Today’s Editorial May 09: Fix literacy problems now

Why can’t Johnny read?

Because he hasn’t been taught.

It’s that plain; it’s that simple.

The fairness of the Terra Nova standardised test given to assess the literacy of our government school children came under fire last week in the hallowed halls of the Legislative Assembly.

It was suggested that our students performed poorly on the tests for several reasons. Hurricane Ivan got its fair share of the blame (again).

It was suggested that students missed too many days of school to be subjected to the test.

It was suggested that students didn’t have enough time and the working conditions weren’t right to study for the tests.

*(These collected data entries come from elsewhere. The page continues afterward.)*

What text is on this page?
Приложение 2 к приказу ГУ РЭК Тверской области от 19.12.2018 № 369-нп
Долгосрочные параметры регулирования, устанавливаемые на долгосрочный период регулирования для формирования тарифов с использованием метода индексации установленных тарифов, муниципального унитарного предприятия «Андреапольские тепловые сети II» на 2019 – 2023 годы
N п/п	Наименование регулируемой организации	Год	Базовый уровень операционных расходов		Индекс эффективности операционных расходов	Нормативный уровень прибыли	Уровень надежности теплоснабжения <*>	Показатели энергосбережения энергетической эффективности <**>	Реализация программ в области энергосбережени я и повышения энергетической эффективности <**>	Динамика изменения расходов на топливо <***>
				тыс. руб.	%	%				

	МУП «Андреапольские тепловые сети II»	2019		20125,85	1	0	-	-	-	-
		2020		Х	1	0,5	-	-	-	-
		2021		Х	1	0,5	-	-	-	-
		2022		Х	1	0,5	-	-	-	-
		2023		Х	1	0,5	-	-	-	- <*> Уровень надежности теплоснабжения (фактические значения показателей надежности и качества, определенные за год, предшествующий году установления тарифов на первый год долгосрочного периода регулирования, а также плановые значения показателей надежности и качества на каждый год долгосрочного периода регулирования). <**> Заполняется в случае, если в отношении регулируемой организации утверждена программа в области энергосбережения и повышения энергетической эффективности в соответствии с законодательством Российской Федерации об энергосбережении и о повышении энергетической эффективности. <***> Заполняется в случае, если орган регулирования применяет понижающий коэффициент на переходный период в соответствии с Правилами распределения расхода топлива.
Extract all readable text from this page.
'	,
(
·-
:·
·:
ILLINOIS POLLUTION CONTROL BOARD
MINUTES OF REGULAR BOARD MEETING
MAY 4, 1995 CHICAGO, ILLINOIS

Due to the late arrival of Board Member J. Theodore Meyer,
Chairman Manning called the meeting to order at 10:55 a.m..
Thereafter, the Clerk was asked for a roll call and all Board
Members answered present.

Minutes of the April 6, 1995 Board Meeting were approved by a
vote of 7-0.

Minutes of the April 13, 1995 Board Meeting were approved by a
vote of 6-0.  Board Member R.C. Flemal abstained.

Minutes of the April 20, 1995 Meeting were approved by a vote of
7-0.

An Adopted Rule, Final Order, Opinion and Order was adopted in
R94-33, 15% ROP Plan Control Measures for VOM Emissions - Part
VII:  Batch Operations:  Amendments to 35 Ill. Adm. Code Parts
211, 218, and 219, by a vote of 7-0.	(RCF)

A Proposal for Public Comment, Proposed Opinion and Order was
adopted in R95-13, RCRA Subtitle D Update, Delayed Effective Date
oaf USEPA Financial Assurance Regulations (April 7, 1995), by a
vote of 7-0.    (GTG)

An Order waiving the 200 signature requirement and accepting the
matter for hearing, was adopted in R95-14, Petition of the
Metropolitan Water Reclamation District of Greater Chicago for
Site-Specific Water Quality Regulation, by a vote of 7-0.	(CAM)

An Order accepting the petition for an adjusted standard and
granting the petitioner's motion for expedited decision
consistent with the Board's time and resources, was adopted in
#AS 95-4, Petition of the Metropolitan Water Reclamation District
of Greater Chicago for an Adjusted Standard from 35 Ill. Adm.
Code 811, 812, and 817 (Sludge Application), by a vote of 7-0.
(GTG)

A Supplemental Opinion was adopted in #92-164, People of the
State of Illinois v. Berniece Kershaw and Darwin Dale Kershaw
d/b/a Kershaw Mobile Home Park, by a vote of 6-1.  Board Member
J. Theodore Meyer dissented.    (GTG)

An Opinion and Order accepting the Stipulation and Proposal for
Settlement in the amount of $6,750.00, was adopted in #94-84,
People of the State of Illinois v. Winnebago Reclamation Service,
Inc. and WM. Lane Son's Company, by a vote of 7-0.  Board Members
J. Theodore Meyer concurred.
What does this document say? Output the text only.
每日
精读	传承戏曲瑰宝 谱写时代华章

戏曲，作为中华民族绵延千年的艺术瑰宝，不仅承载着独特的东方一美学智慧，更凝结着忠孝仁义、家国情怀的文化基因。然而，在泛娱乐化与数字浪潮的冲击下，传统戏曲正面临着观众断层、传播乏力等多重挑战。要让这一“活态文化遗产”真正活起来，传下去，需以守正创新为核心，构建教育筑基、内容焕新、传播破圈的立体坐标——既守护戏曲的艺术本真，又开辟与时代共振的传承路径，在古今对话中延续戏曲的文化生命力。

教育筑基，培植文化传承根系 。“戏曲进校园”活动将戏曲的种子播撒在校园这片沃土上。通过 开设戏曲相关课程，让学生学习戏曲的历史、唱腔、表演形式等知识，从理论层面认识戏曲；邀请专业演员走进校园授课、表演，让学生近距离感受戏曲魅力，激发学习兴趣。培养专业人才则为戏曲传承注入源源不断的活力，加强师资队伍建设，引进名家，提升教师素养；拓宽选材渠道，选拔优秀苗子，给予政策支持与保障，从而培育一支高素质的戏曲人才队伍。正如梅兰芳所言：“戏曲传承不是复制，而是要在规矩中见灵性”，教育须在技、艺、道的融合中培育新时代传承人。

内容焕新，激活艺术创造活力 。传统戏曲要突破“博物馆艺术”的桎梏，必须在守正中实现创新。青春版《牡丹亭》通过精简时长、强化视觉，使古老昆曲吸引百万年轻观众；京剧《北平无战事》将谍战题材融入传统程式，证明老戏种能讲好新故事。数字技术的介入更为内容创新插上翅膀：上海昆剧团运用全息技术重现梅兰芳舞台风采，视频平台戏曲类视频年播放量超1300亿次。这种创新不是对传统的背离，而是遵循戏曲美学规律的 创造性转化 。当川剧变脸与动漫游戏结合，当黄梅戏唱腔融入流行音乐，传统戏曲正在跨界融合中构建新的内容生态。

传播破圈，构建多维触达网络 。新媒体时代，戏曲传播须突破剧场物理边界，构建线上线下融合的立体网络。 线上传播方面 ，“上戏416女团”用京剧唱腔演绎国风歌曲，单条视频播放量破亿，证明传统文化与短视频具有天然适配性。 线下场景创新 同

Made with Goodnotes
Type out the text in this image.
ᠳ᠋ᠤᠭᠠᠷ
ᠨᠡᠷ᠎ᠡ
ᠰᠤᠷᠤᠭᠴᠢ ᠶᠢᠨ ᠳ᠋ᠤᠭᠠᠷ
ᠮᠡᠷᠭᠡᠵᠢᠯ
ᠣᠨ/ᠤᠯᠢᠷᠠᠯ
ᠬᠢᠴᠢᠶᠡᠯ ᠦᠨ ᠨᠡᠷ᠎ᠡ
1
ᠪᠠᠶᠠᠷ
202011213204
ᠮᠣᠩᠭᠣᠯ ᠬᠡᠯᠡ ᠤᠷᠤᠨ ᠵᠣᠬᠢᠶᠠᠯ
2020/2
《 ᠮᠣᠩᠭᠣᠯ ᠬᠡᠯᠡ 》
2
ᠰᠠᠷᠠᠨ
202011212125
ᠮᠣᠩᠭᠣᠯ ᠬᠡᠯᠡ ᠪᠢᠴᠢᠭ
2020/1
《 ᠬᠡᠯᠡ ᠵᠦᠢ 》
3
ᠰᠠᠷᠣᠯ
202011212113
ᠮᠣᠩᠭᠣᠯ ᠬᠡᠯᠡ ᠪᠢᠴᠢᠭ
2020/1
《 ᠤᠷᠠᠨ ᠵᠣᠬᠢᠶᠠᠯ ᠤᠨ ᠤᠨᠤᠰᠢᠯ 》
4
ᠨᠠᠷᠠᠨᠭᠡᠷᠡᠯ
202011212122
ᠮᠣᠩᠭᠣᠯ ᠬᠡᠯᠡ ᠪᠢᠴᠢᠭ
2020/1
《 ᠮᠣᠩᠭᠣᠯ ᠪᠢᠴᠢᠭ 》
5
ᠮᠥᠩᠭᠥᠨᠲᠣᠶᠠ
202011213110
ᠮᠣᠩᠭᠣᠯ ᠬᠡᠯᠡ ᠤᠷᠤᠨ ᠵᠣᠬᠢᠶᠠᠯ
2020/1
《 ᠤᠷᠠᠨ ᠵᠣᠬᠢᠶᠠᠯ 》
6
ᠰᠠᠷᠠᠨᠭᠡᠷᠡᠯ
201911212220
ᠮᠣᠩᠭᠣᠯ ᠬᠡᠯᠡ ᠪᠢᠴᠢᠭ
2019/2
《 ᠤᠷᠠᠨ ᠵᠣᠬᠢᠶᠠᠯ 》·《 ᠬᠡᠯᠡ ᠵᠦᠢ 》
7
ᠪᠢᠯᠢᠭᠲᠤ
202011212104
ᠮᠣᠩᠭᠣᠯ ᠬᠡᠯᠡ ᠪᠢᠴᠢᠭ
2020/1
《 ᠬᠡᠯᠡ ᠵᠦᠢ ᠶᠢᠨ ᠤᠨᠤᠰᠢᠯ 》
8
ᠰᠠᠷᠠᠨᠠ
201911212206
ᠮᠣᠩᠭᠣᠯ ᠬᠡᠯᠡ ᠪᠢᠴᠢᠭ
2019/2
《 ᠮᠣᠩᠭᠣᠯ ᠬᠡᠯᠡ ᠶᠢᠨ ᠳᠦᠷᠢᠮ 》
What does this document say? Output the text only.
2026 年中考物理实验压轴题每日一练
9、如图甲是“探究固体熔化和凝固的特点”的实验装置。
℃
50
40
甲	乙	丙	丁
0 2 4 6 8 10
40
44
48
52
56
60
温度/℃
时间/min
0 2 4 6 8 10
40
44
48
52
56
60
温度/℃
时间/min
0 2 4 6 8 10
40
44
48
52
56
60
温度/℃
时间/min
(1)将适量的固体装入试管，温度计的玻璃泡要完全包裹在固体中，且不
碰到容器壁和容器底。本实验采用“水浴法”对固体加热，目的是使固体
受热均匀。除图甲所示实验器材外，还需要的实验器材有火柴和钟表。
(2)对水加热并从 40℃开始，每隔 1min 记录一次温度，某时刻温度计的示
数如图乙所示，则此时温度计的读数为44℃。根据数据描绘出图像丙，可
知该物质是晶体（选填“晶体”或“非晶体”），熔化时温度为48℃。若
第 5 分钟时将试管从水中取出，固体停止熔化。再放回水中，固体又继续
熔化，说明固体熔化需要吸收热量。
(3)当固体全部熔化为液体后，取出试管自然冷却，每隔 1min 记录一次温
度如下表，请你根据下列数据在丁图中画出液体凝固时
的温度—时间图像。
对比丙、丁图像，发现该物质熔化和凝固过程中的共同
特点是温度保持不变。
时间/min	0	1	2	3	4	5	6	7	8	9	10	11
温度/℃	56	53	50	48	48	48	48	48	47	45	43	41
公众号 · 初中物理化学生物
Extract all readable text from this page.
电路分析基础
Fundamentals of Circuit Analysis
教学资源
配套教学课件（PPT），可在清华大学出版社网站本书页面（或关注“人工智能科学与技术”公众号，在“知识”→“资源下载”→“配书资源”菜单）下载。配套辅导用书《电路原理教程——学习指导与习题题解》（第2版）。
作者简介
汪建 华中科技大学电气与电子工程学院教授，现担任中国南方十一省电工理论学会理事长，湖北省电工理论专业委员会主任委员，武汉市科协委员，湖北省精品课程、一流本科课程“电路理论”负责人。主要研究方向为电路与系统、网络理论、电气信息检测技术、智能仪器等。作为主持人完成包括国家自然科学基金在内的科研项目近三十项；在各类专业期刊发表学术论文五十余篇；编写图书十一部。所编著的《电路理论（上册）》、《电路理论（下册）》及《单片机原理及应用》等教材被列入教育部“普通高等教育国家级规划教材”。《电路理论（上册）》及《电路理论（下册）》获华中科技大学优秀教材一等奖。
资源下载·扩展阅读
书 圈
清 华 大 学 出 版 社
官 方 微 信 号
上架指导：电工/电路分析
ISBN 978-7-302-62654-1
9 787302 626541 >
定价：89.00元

The suggestions are flawed.

Reading assessment tests aren’t taught.

They are given to do what they say they are to do – assess students’ ability to read.

Students either can read, or they can’t.

No storms, days missed from school or poor working conditions are going to suck away any reading knowledge children have gained through proper education.

We owe it to our children and the future of our country to ensure that each and every student that passes through the portal of public education receives instruction that is better than adequate.

It is an injustice to pass any child from grade to grade if he or she can’t read. By doing so the education system isn’t just cheating the students, it is cheating the future of the country.

How many children who weren’t properly taught to read could have become great Caymanian leaders if a teacher or parent had taken up the challenge to insist on proper reading skills?

Those of us who interview students coming out of the Cayman Islands school system don’t need a reading assessment test to tell us that literacy rates among our youth are deplorable.

We see it when we ask them to fill out simple job applications.

And no, not every student who comes out of public education is illiterate. Many of our students perform admirably.

But we have to expect the best from all of our students – not just the few who naturally excel or have plans to pursue higher education.

Education Minister Alden McLaughlin said we are betraying our children if we don’t make this right.

He’s right. Something is wrong in our educational system when it comes to teaching all of our students how to read and it has to be fixed.